The `generate_reference_to_video` tool composes a clip from up to **9 reference images** and up to **3 reference videos** plus a prompt (Seedance 2 Reference).

To use references:
1. Select the images and/or videos you want on the canvas. They become assistant references, numbered `@Image1…@Image9` and `@Video1…@Video3`.
2. Address them in your prompt by their tokens — e.g. "use the wardrobe from @Image1 and the camera motion from @Video1".
3. Reference videos guide motion and style; reference images supply identity, wardrobe, environment, and atmosphere.
4. Confirm the cost preview to start (see Confirmation).

Pointer: references are pulled from your current canvas selection, so anything you've generated or uploaded into the project can feed a reference-to-video clip.

## Models, aspect ratio and duration

Image-to-video models:
- **Kling v3 Standard** — balanced quality/speed. Output ratio follows the start image. Optional end frame, native audio.
- **Wan 2.6** — fast, good for previews and quick iteration. Single start frame only.
- **Veo 3.1 Lite** — Google's high-quality image-to-video. Single start frame only.
- **Seedance 2** — flagship, cinematic motion. Optional end frame, synced audio, best quality.

Reference-to-video model:
- **Seedance 2 Reference** — up to 9 reference images and 3 reference videos.

Choosing settings:
- **Aspect ratio** — honored by Veo 3.1 Lite, Seedance 2, and Seedance 2 Reference. Kling v3's output ratio instead follows the start image.
- **Duration** — 4–15 seconds, honored by Kling v3 Standard, Seedance 2, and Seedance 2 Reference.
- **Resolution** — 480p / 720p / 1080p, honored by Seedance 2 and Seedance 2 Reference (defaults to 720p for reference-to-video).
- **Audio** — off by default; output is silent unless you explicitly ask for audio. Supported on Kling v3 Standard, Seedance 2, and Seedance 2 Reference.

Just describe what you want (ratio, length, audio) in your message and the assistant maps it to the chosen model's supported settings.

## Confirmation before every generation (cost)

Video generation **always** requires explicit confirmation. Before any clip is generated the assistant ends its message with a confirmation that renders a one-click **Yes** button plus an estimated credit cost and a per-call breakdown. The cost estimate accounts for the clip's duration, resolution, and whether audio is on. Nothing is generated until you confirm — you can also just type "yes". Cost is shown in credits.

## Cinematic Prompt (Seedance) assistant skill

For purpose-built Seedance 2.0 prompts there is a **Cinematic Prompt — Seedance** skill. It reads your uploaded reference images, videos, and audio (wardrobe, identity, voice, environment, atmosphere), routes them into Seedance's deep reference stack (up to 9 images / 3 videos / 3 audio per generation), and composes a Seedance-ready prompt. It works in five cinema modes — **Narrative, Studio, Action, Performance, Atmospheric** — favoring rhythmic prose over photography jargon, one primary camera move per shot, a locked subject anchor across multi-shot sequences, and inline `Avoid X.` constraints.

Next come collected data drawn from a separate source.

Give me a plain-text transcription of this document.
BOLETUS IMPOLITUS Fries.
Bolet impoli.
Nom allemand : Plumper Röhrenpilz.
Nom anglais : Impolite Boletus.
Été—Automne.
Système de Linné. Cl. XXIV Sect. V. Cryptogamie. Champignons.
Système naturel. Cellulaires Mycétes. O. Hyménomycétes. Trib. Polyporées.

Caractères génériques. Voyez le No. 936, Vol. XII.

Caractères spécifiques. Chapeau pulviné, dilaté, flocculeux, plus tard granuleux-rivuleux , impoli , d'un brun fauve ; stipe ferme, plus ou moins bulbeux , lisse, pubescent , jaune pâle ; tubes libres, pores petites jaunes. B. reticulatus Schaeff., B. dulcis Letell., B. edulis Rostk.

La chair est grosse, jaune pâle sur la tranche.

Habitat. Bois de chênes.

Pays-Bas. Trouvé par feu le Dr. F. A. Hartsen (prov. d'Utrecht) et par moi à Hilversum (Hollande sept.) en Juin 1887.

Ask for cinematic or Seedance video prompting to use it. For other video models (Veo, Sora, Kling), there is a sibling **Cinematic Prompt** skill with the same five-mode grammar. See [The Agent (Skills Chat)](/docs/product/agent).

## Video library and playback

Finished clips are saved to your video library and placed on the canvas as video nodes you can play back. Intrinsic width/height are captured client-side (from a generated thumbnail, or back-filled by loading video metadata) so clips size correctly in the grid; the fallback ratio is 16:9.

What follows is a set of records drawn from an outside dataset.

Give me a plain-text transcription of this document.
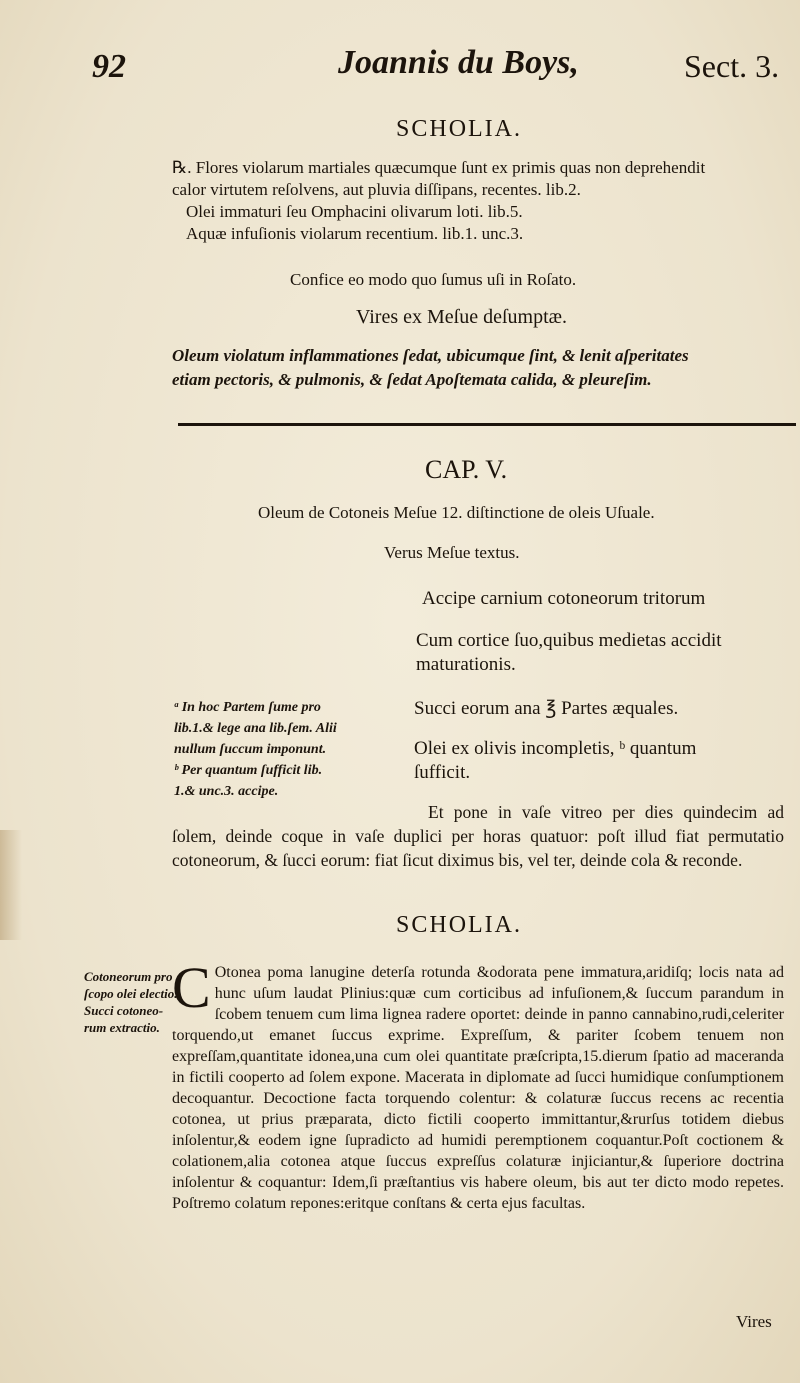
92	Joannis du Boys,	Sect. 3.
SCHOLIA.
℞. Flores violarum martiales quæcumque ſunt ex primis quas non deprehendit
calor virtutem reſolvens, aut pluvia diſſipans, recentes. lib.2.
Olei immaturi ſeu Omphacini olivarum loti. lib.5.
Aquæ infuſionis violarum recentium. lib.1. unc.3.
Confice eo modo quo ſumus uſi in Roſato.
Vires ex Meſue deſumptæ.
Oleum violatum inflammationes ſedat, ubicumque ſint, & lenit aſperitates
etiam pectoris, & pulmonis, & ſedat Apoſtemata calida, & pleureſim.
CAP. V.
Oleum de Cotoneis Meſue 12. diſtinctione de oleis Uſuale.
Verus Meſue textus.
Accipe carnium cotoneorum tritorum
Cum cortice ſuo,quibus medietas accidit
maturationis.
Succi eorum ana ℥ Partes æquales.
Olei ex olivis incompletis, ᵇ quantum
ſufficit.
ᵃ In hoc Partem ſume pro
lib.1.& lege ana lib.ſem. Alii
nullum ſuccum imponunt.
ᵇ Per quantum ſufficit lib.
1.& unc.3. accipe.
Et pone in vaſe vitreo per dies quindecim ad ſolem, deinde coque in vaſe duplici per horas quatuor: poſt illud fiat permutatio cotoneorum, & ſucci eorum: fiat ſicut diximus bis, vel ter, deinde cola & reconde.
SCHOLIA.
Cotoneorum pro
ſcopo olei electio.
Succi cotoneo-
rum extractio.
C Otonea poma lanugine deterſa rotunda &odorata pene immatura,aridiſq; locis nata ad hunc uſum laudat Plinius:quæ cum corticibus ad infuſionem,& ſuccum parandum in ſcobem tenuem cum lima lignea radere oportet: deinde in panno cannabino,rudi,celeriter torquendo,ut emanet ſuccus exprime. Expreſſum, & pariter ſcobem tenuem non expreſſam,quantitate idonea,una cum olei quantitate præſcripta,15.dierum ſpatio ad maceranda in fictili cooperto ad ſolem expone. Macerata in diplomate ad ſucci humidique conſumptionem decoquantur. Decoctione facta torquendo colentur: & colaturæ ſuccus recens ac recentia cotonea, ut prius præparata, dicto fictili cooperto immittantur,&rurſus totidem diebus inſolentur,& eodem igne ſupradicto ad humidi peremptionem coquantur.Poſt coctionem & colationem,alia cotonea atque ſuccus expreſſus colaturæ injiciantur,& ſuperiore doctrina inſolentur & coquantur: Idem,ſi præſtantius vis habere oleum, bis aut ter dicto modo repetes. Poſtremo colatum repones:eritque conſtans & certa ejus facultas.
Vires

Pointer: from the library/canvas you can reuse a clip as a reference (reference-to-video) or combine clips (merge, below).

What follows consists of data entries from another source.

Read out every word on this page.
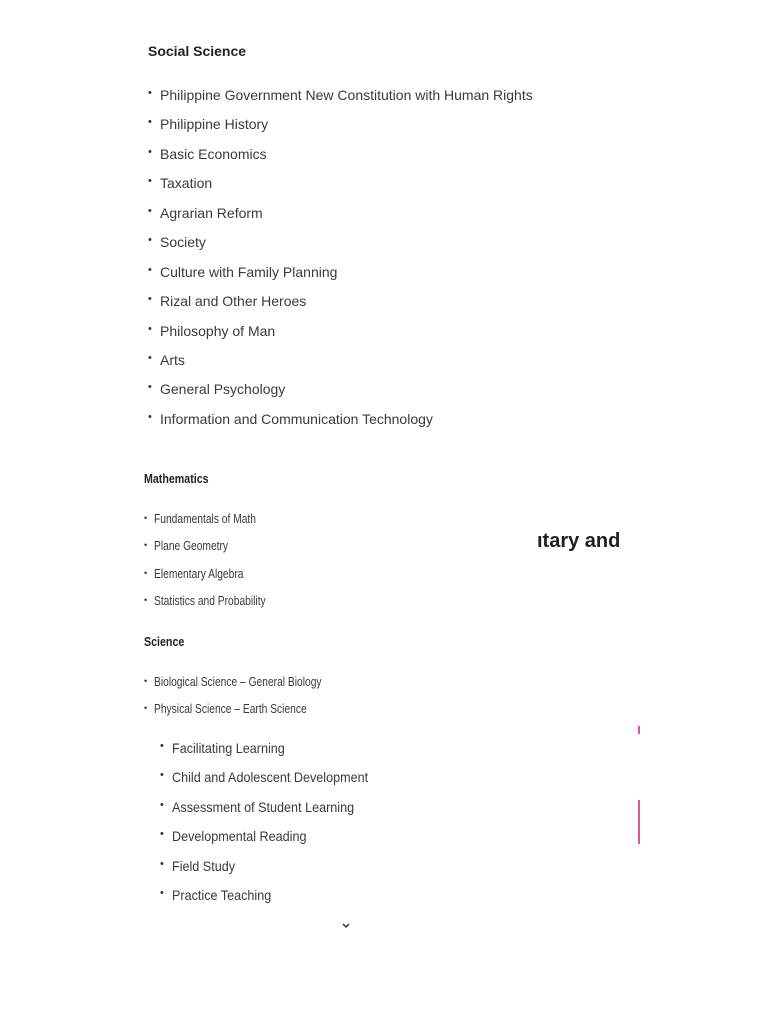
Social Science
• Philippine Government New Constitution with Human Rights
• Philippine History
• Basic Economics
• Taxation
• Agrarian Reform
• Society
• Culture with Family Planning
• Rizal and Other Heroes
• Philosophy of Man
• Arts
• General Psychology
• Information and Communication Technology
Mathematics
• Fundamentals of Math
• Plane Geometry
• Elementary Algebra
• Statistics and Probability
ıtary and
Science
• Biological Science – General Biology
• Physical Science – Earth Science
• Facilitating Learning
• Child and Adolescent Development
• Assessment of Student Learning
• Developmental Reading
• Field Study
• Practice Teaching
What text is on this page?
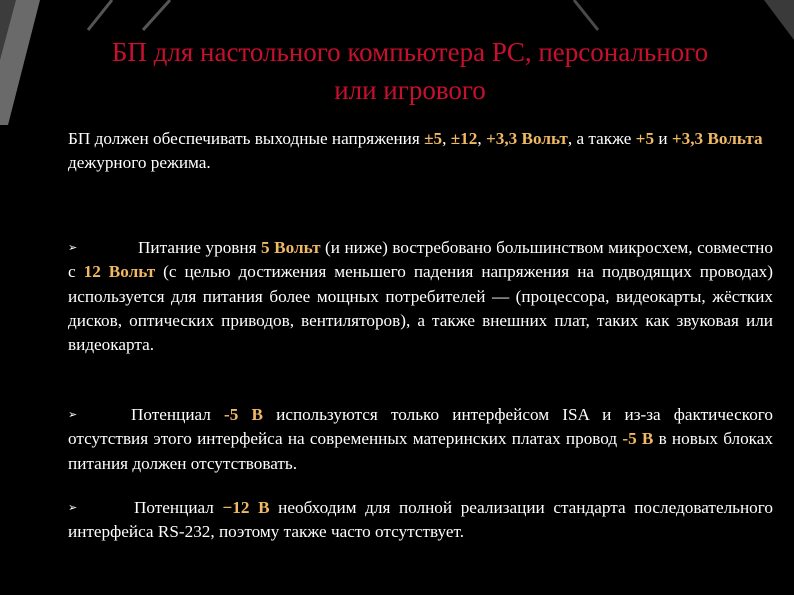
БП для настольного компьютера PC, персонального
или игрового
БП должен обеспечивать выходные напряжения ±5, ±12, +3,3 Вольт, а также +5 и +3,3 Вольта дежурного режима.
➢	Питание уровня 5 Вольт (и ниже) востребовано большинством микросхем, совместно с 12 Вольт (с целью достижения меньшего падения напряжения на подводящих проводах) используется для питания более мощных потребителей — (процессора, видеокарты, жёстких дисков, оптических приводов, вентиляторов), а также внешних плат, таких как звуковая или видеокарта.
➢	Потенциал -5 В используются только интерфейсом ISA и из-за фактического отсутствия этого интерфейса на современных материнских платах провод -5 В в новых блоках питания должен отсутствовать.
➢	Потенциал −12 В необходим для полной реализации стандарта последовательного интерфейса RS-232, поэтому также часто отсутствует.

## Merge clips into one video

You can stitch several clips end-to-end with the **Merge Videos** utility.

To merge:
1. On the canvas, select **2 to 5 video nodes** (no images mixed into the selection).
2. In the multi-selection side toolbar, click the **Merge** button (tooltip "Merge N videos").
3. In the **Merge Videos** dialog, reorder the clips (drag, or the up/down arrows) into the sequence you want and pick an output resolution: **Auto (match inputs)**, Landscape 16:9, Portrait 9:16, Square HD, Landscape 4:3, or Portrait 3:4.
4. Run the merge — the combined video is added back to your project.